黒い麒麟
「さて、まずは私の千鳥を返してもらおう」
電子守紋の麒麟は、黒い炎を建物の中にスルリと滑らせ
黒い炎で千鳥を手元に戻そうとした。
その時、竹虎が竹で叩き落そうとしたが、
黒い炎に竹は焼かれみるみるうちに灰になった。
「敵うか……?」
亮が守紋符を出した。
くるりと回転すると、ポンッと波千鳥が現れた。
波千鳥は、波をロープのようにうねらせ、黒い炎に纏わりついた。
ブワッと波は粒に飛び散り、千鳥は亮の元へと戻ってきた。
亮はその時、思い出した。
鮮明に記憶が蘇り、頭の中で何かが繋がった感覚があった。
あの時、亮が見た麒麟は、輝く黄色で赤い炎だった。
姿、形、大きさもあの時の麒麟とそっくりだが……
しかし、今、目の前にいる麒麟は、黒い。
炎まで黒だ。
そして、『消えた麒麟』の話が脳裏をよぎった。
世界が、ソラクア、ユニア、コードノヴァに分断された離間事変の時に、
守紋の麒麟の姿も消えてしまった。
という話が頭に浮かんだのだ。
その話はただの噂話だと思っていたが、
この黒い麒麟と何か関りがあるのではないかと直感的に感じていた。
「しかし、守紋の麒麟が、電子守紋に変わるなんてありえない」
亮は思わず言葉にしていた。
電子守紋の麒麟はその言葉を聞き逃さなかった。
「ほぉ…。

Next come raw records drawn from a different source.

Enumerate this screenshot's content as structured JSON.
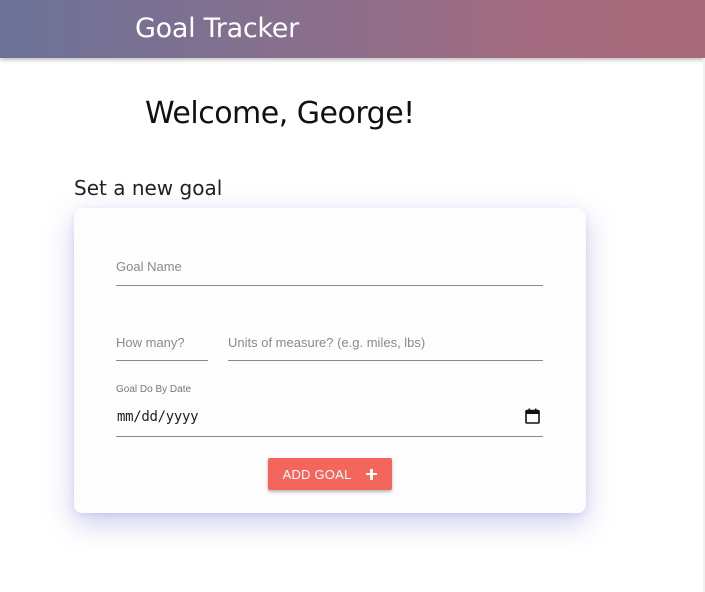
{
  "appbar": {
    "title": "Goal Tracker",
    "gradient_colors": [
      "#6b7298",
      "#a86a79"
    ]
  },
  "main": {
    "welcome": "Welcome, George!",
    "section_title": "Set a new goal"
  },
  "form": {
    "goal_name": {
      "placeholder": "Goal Name",
      "value": ""
    },
    "quantity": {
      "placeholder": "How many?",
      "value": ""
    },
    "units": {
      "placeholder": "Units of measure? (e.g. miles, lbs)",
      "value": ""
    },
    "due_date": {
      "label": "Goal Do By Date",
      "value": "mm/dd/yyyy",
      "icon": "calendar-icon"
    },
    "submit": {
      "label": "ADD GOAL",
      "icon": "plus-icon",
      "color": "#f4655b"
    }
  }
}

私が麒麟の守紋と気づいたか」
ゆっくりと亮の方を見ながら言った。
「いや、お前は麒麟の守紋ではない!」
「何が違うというのだ」
「姿、形は同じだが、色も声も違う!」
「何が違うというのだ。今の私は、あの麒麟を丸ごとコピーしたのだよ」
「お前は黒い。本物の麒麟は美しい色だ」
「今あの麒麟は黒いさ。全てに絶望して何もかも黒い」
「まさか……。闇にいるというのか」
亮は信じられないという顔で、一歩後ろに下がった。
悠は竹虎といつでも動けるよう構えたまま、
亮と電子守紋の麒麟との会話をじっと聞いていた。